In between the storms


Hello

We all woke up later this morning, demanding after a rush to get on time for the appointment with the doctor of the diabetes. It was an opportunity to ask some questions and we got really very good and practical explanations. She said to us that the fact that the half of the pancreas that was now remove - the tail, could made the scenery less badly, because the top of the pancreas is the part where the majority of insulin is produced and that one still active, regarding to the liver she was more realistic than optimistic, depending from how much it will be cut it in the surgery, from 50% up to 80%, my body it will need to adapt, and this could take me two years. Because the Liver also stores sugars again the levels of insulin that I am injecting will need to be adjusted.
Additional she advised me to take three times day insulin instead of two and less amount in each, aiming the meals, breakfast, lunch and dinner. Lastly she made me feel that what is waiting for me is not an impossible task, like if some other people have past already through the same.

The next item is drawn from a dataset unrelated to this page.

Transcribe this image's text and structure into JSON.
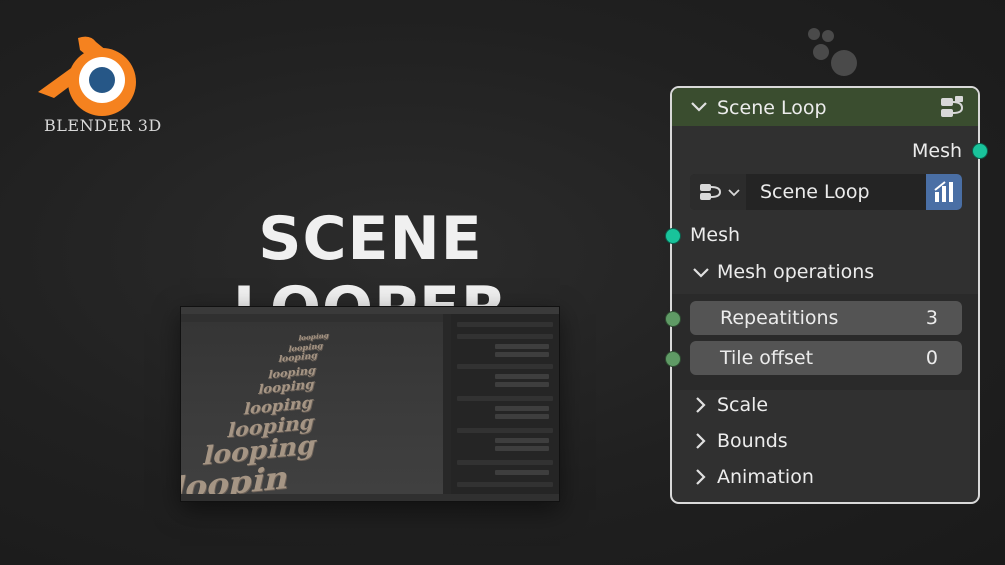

In the afternoon after the appointment all the family relaxed and did a small picnic in the canteen of UCL Hospital, Justyna brought some salads from the Sunsbury. For moments I looked outside the canteen and I thought how much the things have changed since I have been there last time. Now I could appreciate all the peoples movements outside, the people running around the main streets and metro station, before when I was coming downstairs to the canteen barely I could looked around me, I was living inside my shell.

Though the difficulties we had and the storms that still to approach us very soon, now it is time to enjoy our sailing through the sea, smoothly we are going through different ports and like any sailor before the tempest take advantage to look after other details and organize all to be ready for the big moment.